Friday, June 15, 2012

What has become of the markets?

Once upon a time, supply and demand ruled the markets. Supply of shares for sale vs. demand for the prospects for the company's success in the future. We had a a capital asset pricing model and we discounted future earnings and dividends back to the present. Of course, all of that came with a lot of assumptions so a technician like me was not a big fan.

But even I long for those good old days. At least there we had a market that operated under its own power or lack thereof.

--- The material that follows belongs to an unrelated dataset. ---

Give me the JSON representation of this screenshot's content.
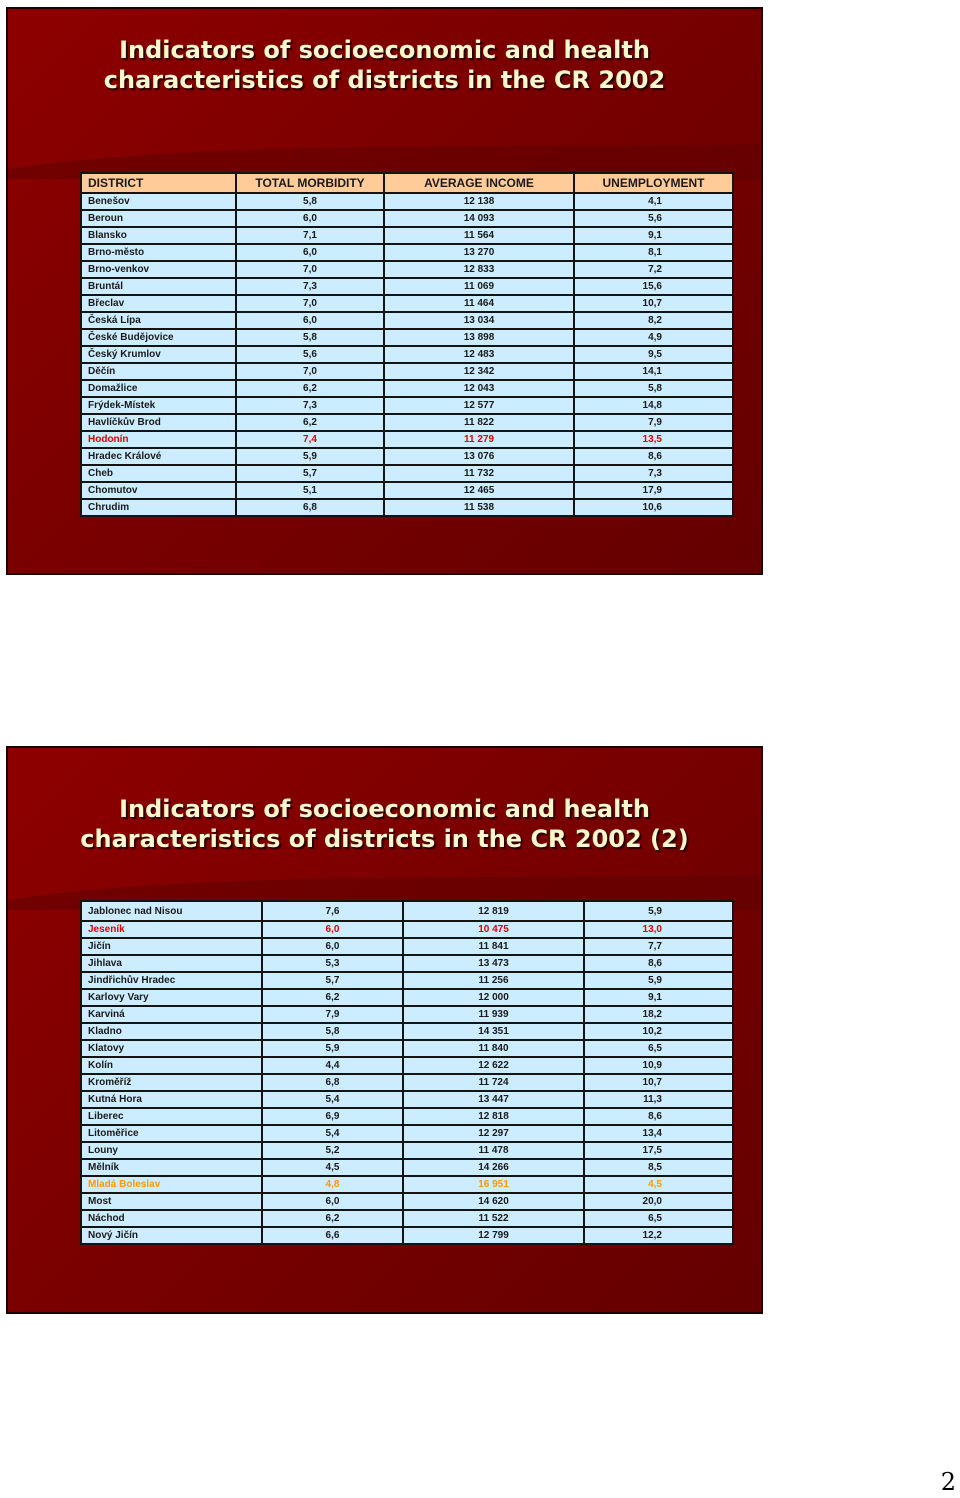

Let's list some of the fundamentals that came out recently:

worse first time jobless claims
worse consumer sentiment
worse industrial output
worse NY region factory output
worse retail sales
worse foreclosure starts
worse growth in China
worse current account deficit

As a technical analyst, seeing the stock market rebound as all of this comes out should make me bullish beyond belief. It would mean all the crap is already baked into the cake (yummy!). It would mean a ginormous wall of worry to climb. Any positive spark would light a fire so big Smokey the Bear would relent and get a bag of Jet Puffed and a weenie on a stick.  Admire thine enemy.

But the reason stocks are going up is the specter of rescue. Michael Gayed wrote today that "SuperBen and the League of Extraordinary Bankers are getting their suits on." Free money! Bailout! Save me, sugar daddy!

We have a stand off. Bad reality vs. awesome hope.

But we've already had a taste of what can happen if the market brat does not get what it wants. It throws a hissy.  You tell me how they are going to teach this at conservative investor school. Why Mr. Investor, when you are planning for conservative growth in your retirement account you must keep track of what some idiot is Greece said and of course be ready to reverse course when some idiot in Iran says something. Forget which company has a better business model.

The idea of buying that juice bar in Key West gets more attractive every day.